There is a body of opinion that says that it would support the use of the Liverpool Care Pathway in hospice medicine, which, they say, is where it was originally designed to be used, but think that it is inappropriate to use it in hospitals. But to do that would be to miss the whole point of the LCP — designed in a hospice, yes, in a place where end-of-life care is done very well and where they never actually needed the LCP, but with the express intention of taking those principles of good end-of-life care and putting them into a format that could be easily used in hospitals, where end-of-life are has often been done terribly.
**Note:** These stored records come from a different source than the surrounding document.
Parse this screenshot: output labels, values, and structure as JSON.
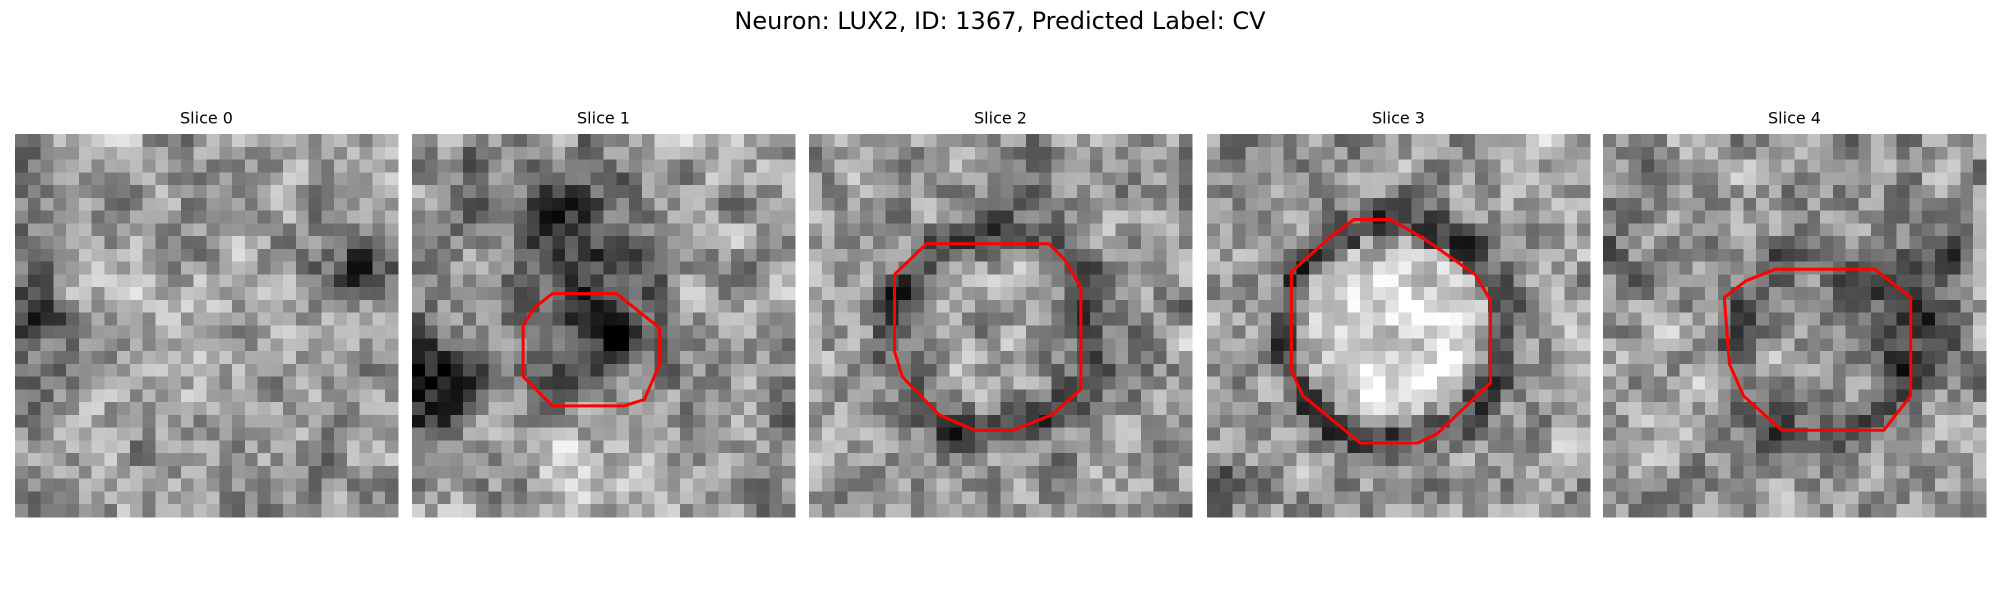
{
  "header": {
    "title": "Neuron: LUX2, ID: 1367, Predicted Label: CV"
  },
  "panels": [
    {
      "title": "Slice 0"
    },
    {
      "title": "Slice 1"
    },
    {
      "title": "Slice 2"
    },
    {
      "title": "Slice 3"
    },
    {
      "title": "Slice 4"
    }
  ]
}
It is disingenuous to suggest that a pathway that enables the good management of dying patients is useful in hospices, where 16% of cancer patients died in 2003; but that it is inappropriate for use in a hospital, where 55% of cancer patients died in 2003. I guarantee that those numbers would be even more skewed for non-cancer patients.
Professor Peter Millard, emeritus professor of geriatrics at the University of London and therefore a man who really ought to have known better, is quoted in the British Medical Journal this week as saying, “In practice, it’s time consuming on the people doing it, and it doesn’t seem that once a person is on it, they can come off it. It is not flexible enough to be changed or sophisticated enough to take into account that person’s particular circumstances.”
The LCP can be used well or it can be used badly. If it’s used well, it is a wonderful thing and highly flexible and, sorry, Professor Millard, but we do take patients off it. If it’s used badly, it’s a failure of education and training and communication and occasionally circumstance – and the answer to that isn’t to get rid of the LCP itself. And, yes, starting someone on the LCP is time consuming, but, you know, taking care of a dying person is time consuming and, if we’re doing it right, so it damn well should be.
I find the implication that I want my patients to die to be deeply deeply offensive.
I want my patients to live. I want them to go home to their children and their grandchildren, whole and healthy, and to live long enough to forget that they ever knew a young doctor with glasses and a Geordie accent. It happens, sometimes, I hope. The days when I can hand over a discharge letter with a handshake and a smile and a teasing admonishment that I don’t want to see them again, those are good days.
But part of doing what I do is learning to accept that, sometimes, people die, and that, sometimes, there is absolutely nothing that can be done to change that, and that the only thing that can be done is to make sure that, when it happens, it’s with as much comfort and dignity as possible. There are good deaths and there are bad deaths. If you’ve seen a bad death, you won’t ever forget the difference. And the days when I know that a dying patient has slipped away painlessly and peacefully and with their family around them, those, through the tears that we don’t ever let fall in public, those are good days too.